The Iraqi journalist who blogs at Baghdad Treasure has not supported the Americans' role in Iraq or the new government. But the death of Zarqawi changed how he felt about his country and the Americans.
We held our breath for a second and then a loud “Mabrook” [Congratulations] was said by one of the radio stations reporters. Few minutes later, journalists started congratulating each other. Some danced in the hall, female journalists halulated, and others rushed to call their offices of the braking news. The news of his death made up our day.

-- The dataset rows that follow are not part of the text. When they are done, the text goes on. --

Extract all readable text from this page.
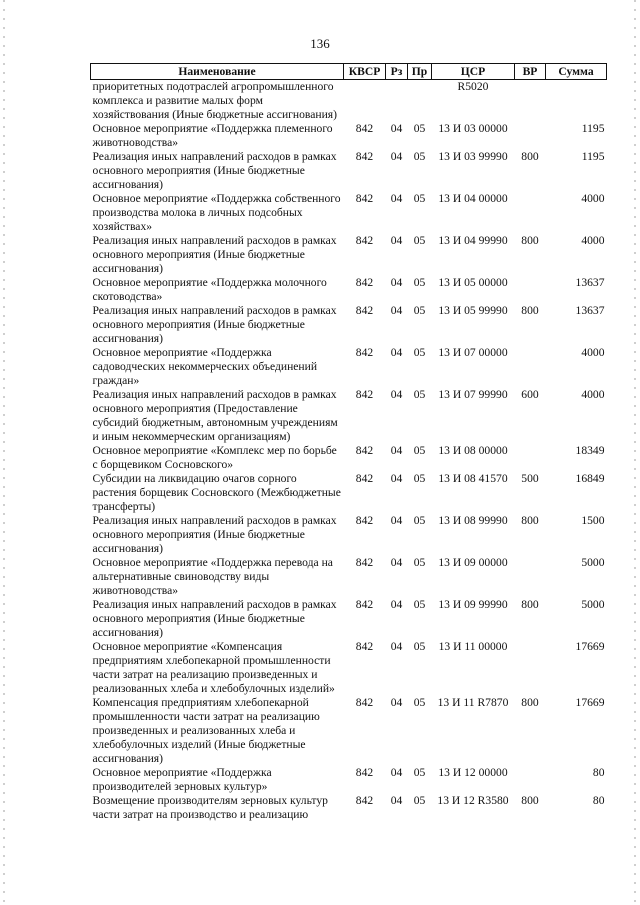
136
Наименование	КВСР	Рз	Пр	ЦСР	ВР	Сумма
приоритетных подотраслей агропромышленного комплекса и развитие малых форм хозяйствования (Иные бюджетные ассигнования)				R5020		
Основное мероприятие «Поддержка племенного животноводства»	842	04	05	13 И 03 00000		1195
Реализация иных направлений расходов в рамках основного мероприятия (Иные бюджетные ассигнования)	842	04	05	13 И 03 99990	800	1195
Основное мероприятие «Поддержка собственного производства молока в личных подсобных хозяйствах»	842	04	05	13 И 04 00000		4000
Реализация иных направлений расходов в рамках основного мероприятия (Иные бюджетные ассигнования)	842	04	05	13 И 04 99990	800	4000
Основное мероприятие «Поддержка молочного скотоводства»	842	04	05	13 И 05 00000		13637
Реализация иных направлений расходов в рамках основного мероприятия (Иные бюджетные ассигнования)	842	04	05	13 И 05 99990	800	13637
Основное мероприятие «Поддержка садоводческих некоммерческих объединений граждан»	842	04	05	13 И 07 00000		4000
Реализация иных направлений расходов в рамках основного мероприятия (Предоставление субсидий бюджетным, автономным учреждениям и иным некоммерческим организациям)	842	04	05	13 И 07 99990	600	4000
Основное мероприятие «Комплекс мер по борьбе с борщевиком Сосновского»	842	04	05	13 И 08 00000		18349
Субсидии на ликвидацию очагов сорного растения борщевик Сосновского (Межбюджетные трансферты)	842	04	05	13 И 08 41570	500	16849
Реализация иных направлений расходов в рамках основного мероприятия (Иные бюджетные ассигнования)	842	04	05	13 И 08 99990	800	1500
Основное мероприятие «Поддержка перевода на альтернативные свиноводству виды животноводства»	842	04	05	13 И 09 00000		5000
Реализация иных направлений расходов в рамках основного мероприятия (Иные бюджетные ассигнования)	842	04	05	13 И 09 99990	800	5000
Основное мероприятие «Компенсация предприятиям хлебопекарной промышленности части затрат на реализацию произведенных и реализованных хлеба и хлебобулочных изделий»	842	04	05	13 И 11 00000		17669
Компенсация предприятиям хлебопекарной промышленности части затрат на реализацию произведенных и реализованных хлеба и хлебобулочных изделий (Иные бюджетные ассигнования)	842	04	05	13 И 11 R7870	800	17669
Основное мероприятие «Поддержка производителей зерновых культур»	842	04	05	13 И 12 00000		80
Возмещение производителям зерновых культур части затрат на производство и реализацию	842	04	05	13 И 12 R3580	800	80
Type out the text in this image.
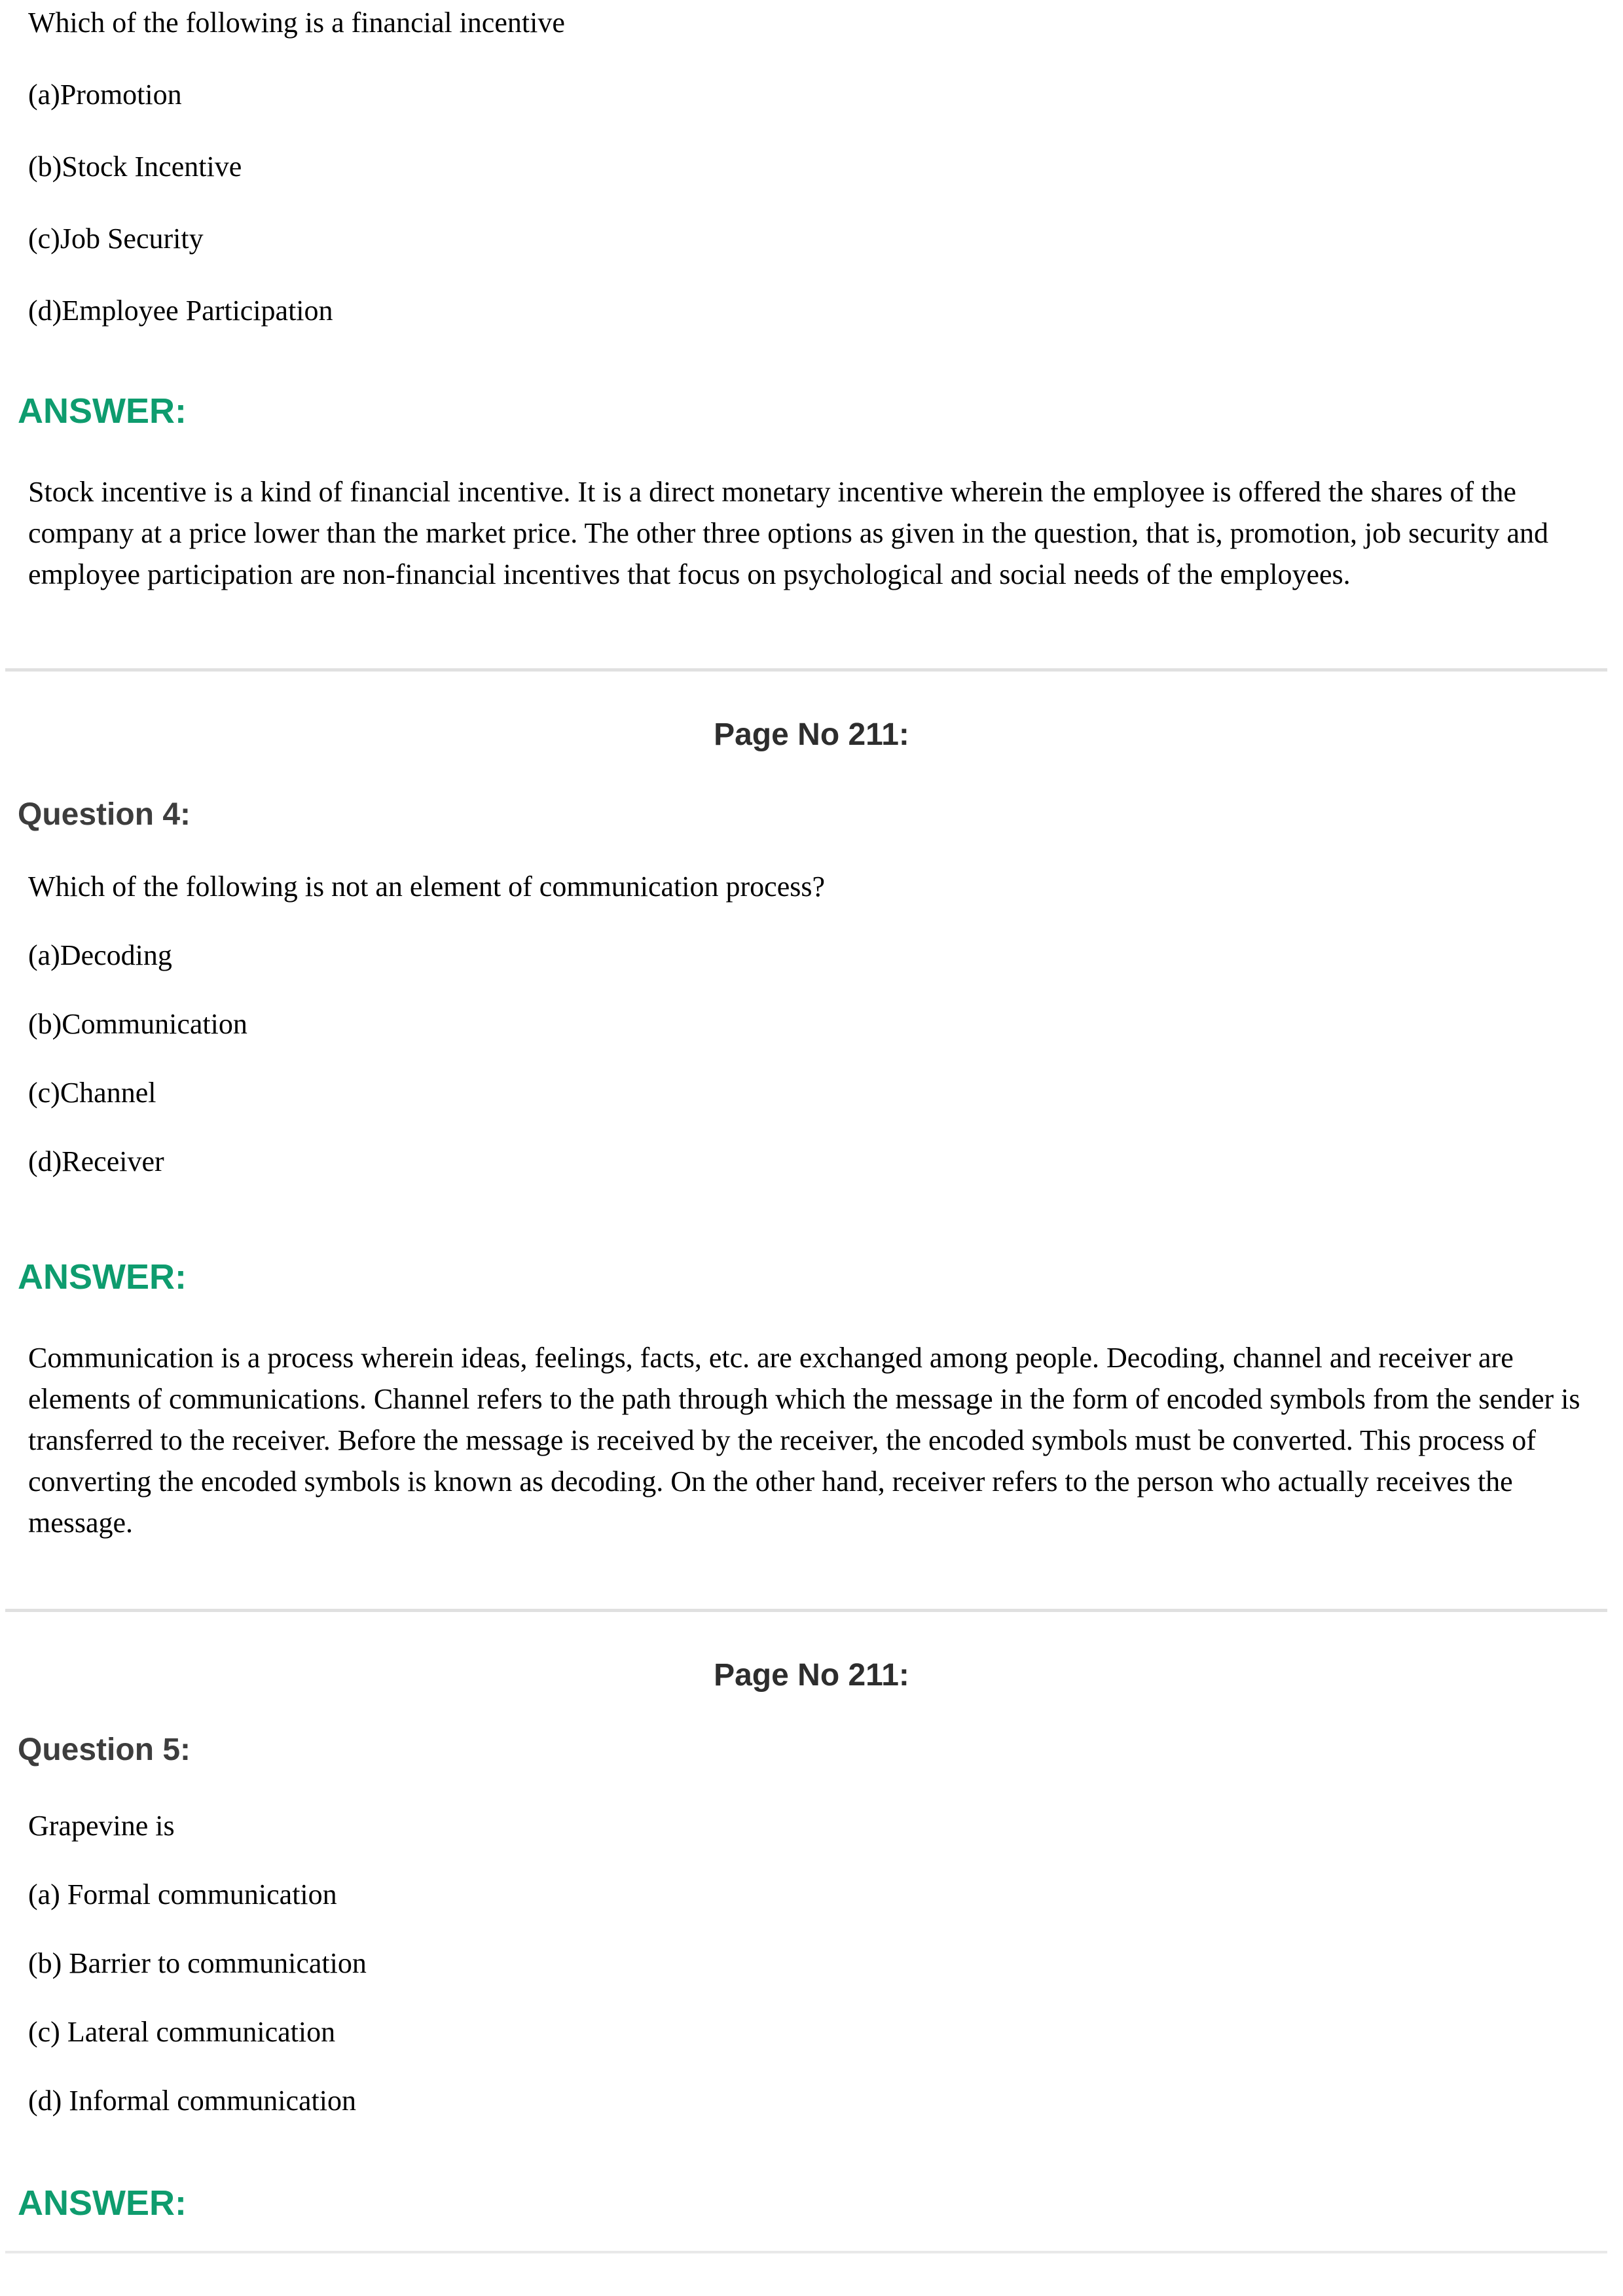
Which of the following is a financial incentive

(a)Promotion

(b)Stock Incentive

(c)Job Security

(d)Employee Participation

ANSWER:

Stock incentive is a kind of financial incentive. It is a direct monetary incentive wherein the employee is offered the shares of the company at a price lower than the market price. The other three options as given in the question, that is, promotion, job security and employee participation are non-financial incentives that focus on psychological and social needs of the employees.

Page No 211:

Question 4:

Which of the following is not an element of communication process?

(a)Decoding

(b)Communication

(c)Channel

(d)Receiver

ANSWER:

Communication is a process wherein ideas, feelings, facts, etc. are exchanged among people. Decoding, channel and receiver are elements of communications. Channel refers to the path through which the message in the form of encoded symbols from the sender is transferred to the receiver. Before the message is received by the receiver, the encoded symbols must be converted. This process of converting the encoded symbols is known as decoding. On the other hand, receiver refers to the person who actually receives the message.

Page No 211:

Question 5:

Grapevine is

(a) Formal communication

(b) Barrier to communication

(c) Lateral communication

(d) Informal communication

ANSWER:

I called the office immediately to confirm to them the rumor that was spread. After I hang up, a flashback of images of people died in the terrorists attacks came to my mind. Um Bashar, whom we all miss, was among the pictures. She was all dressed in white smiling as if she was telling me. “I can rest now, B. tell Bashar that I am comfortable now.” Then she disappeared but the other images did not.

I remembered my mother’s cries and voice when I called her after a car bomb exploded in front of the school where she used to teach. I recalled the TV images of the burnt children and their parents in the middle of a huge flame.

The image of the collapsed apartment building and the pile of bodies I saw in a restaurant bombed by Zarqawi’s car bombs came among the other images that will never leave me rest even if I die.

Finally, he is dead. I couldn’t believe one day this pig will be killed. Finally, the brutal Zarqawi, whose bloody campaign of beheadings and suicide bombings made him the worst terrorist in the world, was killed. Finally the thousands of families and victims he killed will rest in peace.

I have to say that I haven’t been happy like this for a long time. When I met my other colleagues back in the office, I waved the victory sign, which I also haven’t done since a long time ago.

I know that attacks will increase. I know more people are going to die. I know mistakes are going to be continued. I know everything will not be fixed soon like in the fairy tales. But I am happy that this man is killed. I believe his death is the real first step: the thousand-miles road starts with one step.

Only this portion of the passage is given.